I love Tilly and Scooby! They are so beautiful! :luv


----------



## Arianwen (Jun 3, 2012)

Amazing! 

A couple of weeks ago I saw British wildcats (now only in Scotland) that were in captivity (but nice surroundings) for a breeding programme.


----------



## kittiesmom (Aug 27, 2013)

spirite said:


> Me too! That second picture made me squeal out loud!

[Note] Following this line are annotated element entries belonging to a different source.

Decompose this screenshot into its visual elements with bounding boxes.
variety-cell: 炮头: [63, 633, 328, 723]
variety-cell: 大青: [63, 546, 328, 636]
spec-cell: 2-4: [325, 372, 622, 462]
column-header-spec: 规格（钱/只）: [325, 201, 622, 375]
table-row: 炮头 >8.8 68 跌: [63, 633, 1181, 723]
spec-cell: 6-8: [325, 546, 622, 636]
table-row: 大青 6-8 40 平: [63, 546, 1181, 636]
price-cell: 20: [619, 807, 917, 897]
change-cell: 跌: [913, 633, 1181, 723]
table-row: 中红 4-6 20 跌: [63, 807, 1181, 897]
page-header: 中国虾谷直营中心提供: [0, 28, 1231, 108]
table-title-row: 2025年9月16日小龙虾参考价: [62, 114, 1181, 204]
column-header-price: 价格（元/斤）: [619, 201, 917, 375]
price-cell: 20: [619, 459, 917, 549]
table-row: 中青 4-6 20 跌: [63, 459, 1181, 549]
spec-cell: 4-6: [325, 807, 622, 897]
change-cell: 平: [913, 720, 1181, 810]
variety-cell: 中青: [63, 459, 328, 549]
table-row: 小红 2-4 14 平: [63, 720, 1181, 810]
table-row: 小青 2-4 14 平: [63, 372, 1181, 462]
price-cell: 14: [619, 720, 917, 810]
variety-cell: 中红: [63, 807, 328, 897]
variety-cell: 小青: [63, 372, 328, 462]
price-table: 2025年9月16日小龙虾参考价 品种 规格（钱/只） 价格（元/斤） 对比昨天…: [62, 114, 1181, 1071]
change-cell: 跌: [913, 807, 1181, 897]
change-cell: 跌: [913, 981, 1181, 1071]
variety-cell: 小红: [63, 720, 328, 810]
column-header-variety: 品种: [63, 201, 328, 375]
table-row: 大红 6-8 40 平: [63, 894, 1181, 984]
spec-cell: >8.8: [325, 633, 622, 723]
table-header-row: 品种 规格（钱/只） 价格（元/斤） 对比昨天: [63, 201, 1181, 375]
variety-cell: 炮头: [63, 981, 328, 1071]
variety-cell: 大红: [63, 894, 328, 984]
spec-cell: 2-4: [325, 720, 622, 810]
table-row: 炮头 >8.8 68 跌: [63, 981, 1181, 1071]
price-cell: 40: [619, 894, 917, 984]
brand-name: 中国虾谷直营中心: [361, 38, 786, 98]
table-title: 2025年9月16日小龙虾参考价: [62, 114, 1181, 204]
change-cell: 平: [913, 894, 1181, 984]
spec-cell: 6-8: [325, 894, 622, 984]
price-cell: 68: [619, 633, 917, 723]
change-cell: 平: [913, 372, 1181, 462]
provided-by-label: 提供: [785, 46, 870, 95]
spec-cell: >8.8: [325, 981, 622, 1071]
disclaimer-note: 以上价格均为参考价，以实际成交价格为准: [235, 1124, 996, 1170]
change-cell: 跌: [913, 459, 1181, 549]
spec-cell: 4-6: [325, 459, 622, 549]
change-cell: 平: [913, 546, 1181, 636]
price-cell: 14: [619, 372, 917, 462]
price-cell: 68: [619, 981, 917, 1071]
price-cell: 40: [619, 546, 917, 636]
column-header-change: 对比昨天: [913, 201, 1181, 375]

That's calendar material.  Is that Tilly or Scooby?
> 
> They are both just gorgeous!


 Thanks very much, Tilly is the blue and white and Scooby is the blue. :luv


----------



## kittiesmom (Aug 27, 2013)

Thanks everyone for your lovely comments.


----------



## Blumpy710 (Feb 24, 2014)

They look so healthy. How do you keep them so clean and also keep the weight on? My 3 ferals are all skinny and I feed them twice as much as my indoor cats. They put on weight in the winter but are back to being super skinny again. I just got one of them dewormed, could that be the problem?


----------



## KsKatt (Jul 6, 2014)

Have you wormed against tapeworms?


----------



## Jetlaya67 (Sep 26, 2012)

They are such beautiful cats! Love the second and third pictures.


----------



## sweetcuddles (Jun 30, 2013)

kittiesmom said:


> Thanks everyone for your lovely comments.

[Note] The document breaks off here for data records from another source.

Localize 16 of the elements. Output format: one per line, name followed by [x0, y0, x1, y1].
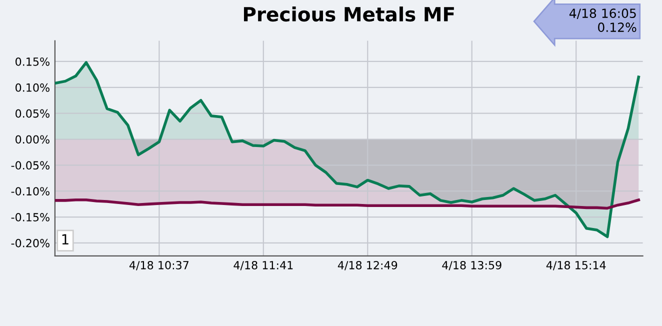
x-tick-label: 4/18 10:37 [129, 260, 188, 270]
y-tick-label: -0.05% [11, 161, 50, 170]
text: 4/18 16:05 0.12% [569, 8, 636, 32]
x-tick-label: 4/18 11:41 [234, 260, 293, 270]
x-tick-label: 4/18 13:59 [442, 260, 502, 270]
y-tick-label: -0.20% [11, 238, 50, 248]
y-tick-label: -0.15% [11, 213, 50, 222]
x-tick-label: 4/18 15:14 [546, 260, 606, 270]
y-tick-label: 0.10% [16, 83, 50, 92]
y-tick-label: 0.15% [16, 57, 50, 66]
chart-title: Precious Metals MF [244, 6, 454, 22]
x-tick-label: 4/18 12:49 [338, 260, 398, 270]
y-tick-label: -0.10% [11, 187, 50, 196]
y-tick-label: 0.05% [16, 109, 50, 118]
y-tick-label: 0.00% [16, 135, 50, 144]
annotation: 1 [62, 234, 68, 244]
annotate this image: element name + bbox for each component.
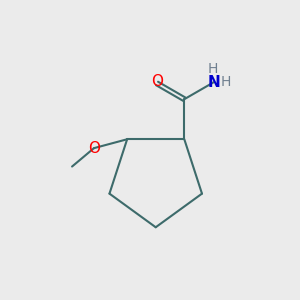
- Text: H: H: [207, 62, 218, 76]
- Text: N: N: [208, 74, 220, 89]
- Text: O: O: [151, 74, 163, 89]
- Text: H: H: [221, 75, 231, 89]
- Text: O: O: [88, 141, 100, 156]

I love that saying. That dogs have owners and cats have staff.


----------



## Blumpy710 (Feb 24, 2014)

I didn't mean to interrupt this thread with questions about my ferals but I was so impressed. If there is an over the counter dewormer that works I would love to know.


----------



## KsKatt (Jul 6, 2014)

Blumpy710 said:


> I didn't mean to interrupt this thread with questions about my ferals but I was so impressed. If there is an over the counter dewormer that works I would love to know.


Beautiful cats can make others want ideas on how to keep theirs looking as good!
I haven't found an otc wormer that works on tapeworms, anybody know of one?


----------



## wallycat (Nov 10, 2012)

So pretty!!
the gray one looks like my departed Wally; the other looks like my feral, Kylie (who now resides in MO).
Thanks for sharing their pix!


----------



## Gandalf&Endor (Jun 9, 2014)

Gorgeous Kitties! Especially the second picture!


----------